Immigration Altercation
In his book Management Challenges for the 21st Century, Peter Drucker wrote that he considered the pressures of immigration to be as inescapable as the law of gravity. But, he added, “there is no more inflammatory issue than large-scale immigration, especially from countries of different cultures and religions.”
This week, the United States Senate passed a 1,200-page immigration bill, the first such major overhaul since 1986, potentially raising the number of immigrants that will be permitted into the country, increasing security along the border and setting the course for the legalization and eventual citizenship of an estimated 11 million unauthorized immigrants. Now the bill goes to the House. Emotions have indeed run high. Opponents of the bill say they’ve been “betrayed” by Republicans such as Marco Rubio supporting the bill. Supporters chanted jubilantly in the Senate gallery, according to CNN.

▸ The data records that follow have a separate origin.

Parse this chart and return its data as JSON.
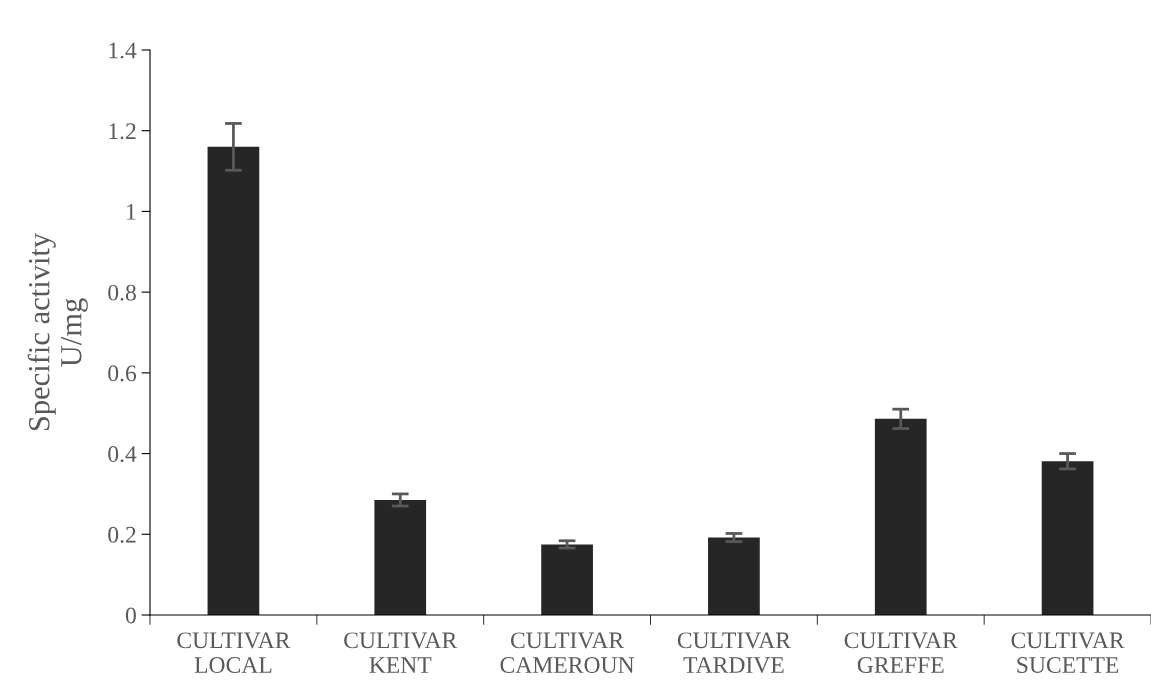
{
  "chart_data": {
    "type": "bar",
    "ylabel": "Specific activity\nU/mg",
    "categories": [
      "CULTIVAR\nLOCAL",
      "CULTIVAR\nKENT",
      "CULTIVAR\nCAMEROUN",
      "CULTIVAR\nTARDIVE",
      "CULTIVAR\nGREFFE",
      "CULTIVAR\nSUCETTE"
    ],
    "values": [
      1.16,
      0.285,
      0.175,
      0.192,
      0.486,
      0.381
    ],
    "errors": [
      0.058,
      0.015,
      0.009,
      0.01,
      0.024,
      0.019
    ],
    "color": "#262626",
    "ylim": [
      0,
      1.4
    ],
    "yticks": [
      0,
      0.2,
      0.4,
      0.6,
      0.8,
      1,
      1.2,
      1.4
    ],
    "grid": false
  }
}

In short, it’s certain that immigration is an inflammatory topic. But what about the merits of admitting an increased number of people and legalizing those already here?
In Managing in the Next Society, published in 2002, Drucker expressed an optimistic view of the effects of high immigration, writing, “America’s experience of immigration should give it a lead in the developed world for several decades to come.” Because of the large number of immigrants who had come to the United States legally and illegally since the 1970s, the country’s population would continue to grow. Moreover, the nation was good at assimilation. “In fact, recent immigrants, whether Hispanics or Asians, may be integrating faster than ever,” Drucker noted.

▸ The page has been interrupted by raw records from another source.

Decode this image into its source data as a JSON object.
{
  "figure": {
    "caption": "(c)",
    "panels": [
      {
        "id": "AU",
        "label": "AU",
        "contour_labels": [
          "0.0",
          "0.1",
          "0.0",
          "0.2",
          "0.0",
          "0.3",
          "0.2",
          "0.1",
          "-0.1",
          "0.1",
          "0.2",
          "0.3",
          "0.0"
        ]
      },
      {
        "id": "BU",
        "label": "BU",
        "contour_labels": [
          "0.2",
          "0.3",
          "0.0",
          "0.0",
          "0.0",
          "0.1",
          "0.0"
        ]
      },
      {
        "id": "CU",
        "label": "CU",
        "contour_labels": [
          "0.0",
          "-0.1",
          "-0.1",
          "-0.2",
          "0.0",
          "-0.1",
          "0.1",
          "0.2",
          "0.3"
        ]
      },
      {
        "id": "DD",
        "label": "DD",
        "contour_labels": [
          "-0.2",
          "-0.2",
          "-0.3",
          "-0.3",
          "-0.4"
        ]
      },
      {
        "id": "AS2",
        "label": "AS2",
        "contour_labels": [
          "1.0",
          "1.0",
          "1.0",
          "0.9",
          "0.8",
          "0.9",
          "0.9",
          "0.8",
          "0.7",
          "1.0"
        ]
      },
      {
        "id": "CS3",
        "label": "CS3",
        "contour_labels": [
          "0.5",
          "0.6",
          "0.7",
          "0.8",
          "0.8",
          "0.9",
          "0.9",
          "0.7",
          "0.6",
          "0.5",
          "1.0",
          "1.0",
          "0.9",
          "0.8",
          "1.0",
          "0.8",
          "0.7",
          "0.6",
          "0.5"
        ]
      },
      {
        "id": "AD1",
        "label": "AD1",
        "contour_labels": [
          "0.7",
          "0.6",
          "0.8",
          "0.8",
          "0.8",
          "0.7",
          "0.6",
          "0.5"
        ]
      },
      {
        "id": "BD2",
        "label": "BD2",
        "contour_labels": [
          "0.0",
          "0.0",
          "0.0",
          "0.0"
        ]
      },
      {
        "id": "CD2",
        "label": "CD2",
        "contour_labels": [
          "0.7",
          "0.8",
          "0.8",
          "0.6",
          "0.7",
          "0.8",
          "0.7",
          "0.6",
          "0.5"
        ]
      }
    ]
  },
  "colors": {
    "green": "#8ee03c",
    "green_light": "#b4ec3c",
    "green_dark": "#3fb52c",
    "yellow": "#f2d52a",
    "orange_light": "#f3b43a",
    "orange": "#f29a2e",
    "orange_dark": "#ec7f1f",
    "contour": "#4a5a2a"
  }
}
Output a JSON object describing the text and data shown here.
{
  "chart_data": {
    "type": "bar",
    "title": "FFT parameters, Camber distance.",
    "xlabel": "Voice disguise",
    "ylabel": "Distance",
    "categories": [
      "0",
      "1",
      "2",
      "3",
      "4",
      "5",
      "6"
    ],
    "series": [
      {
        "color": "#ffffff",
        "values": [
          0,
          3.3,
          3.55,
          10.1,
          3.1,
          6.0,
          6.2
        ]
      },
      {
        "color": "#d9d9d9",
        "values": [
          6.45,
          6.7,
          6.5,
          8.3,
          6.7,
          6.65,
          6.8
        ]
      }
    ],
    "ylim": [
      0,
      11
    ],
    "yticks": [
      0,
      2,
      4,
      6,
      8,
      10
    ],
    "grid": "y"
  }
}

Drucker viewed the “American concept of ‘economic interest’ as an effective and unifying political force” that had also been crucial to the nation’s survival. In the 19th century, as Drucker pointed out in Men, Ideas, and Politics, a “new tidal wave of immigrants of different social background, national origin and religious allegiance always arrived long before the preceding wave of immigrants had been absorbed.” Absent such a force, the “ideological, philosophical, or religious cleavages might have been fatal.”
In other works, however, Drucker sounded a more cautious note. In Managing in a Time of Great Change, written in 1995, Drucker advocated helping poorer countries to develop their economic capacities. “The alternative is to be inundated by a mass immigration of unskilled or low-skilled people for whom there are no jobs at home,” he wrote. “And as events in Germany (but also in Los Angeles) show only too clearly, such immigration already exceeds what is socially and politically manageable.”
And Drucker viewed immigration without assimilation to be, at best, unwise. America was originally a “melting pot,” Drucker declared in Post-Capitalist Society. “In the last 30 years, this has become highly unfashionable,” he added. “Any attempt to make new groups into ‘Americans’ is considered discrimination; yet only 60 years ago the attempt to prevent such groups from becoming ‘Americans’ would have been discrimination.”
What do you think are the strengths and weaknesses of America’s immigration policy?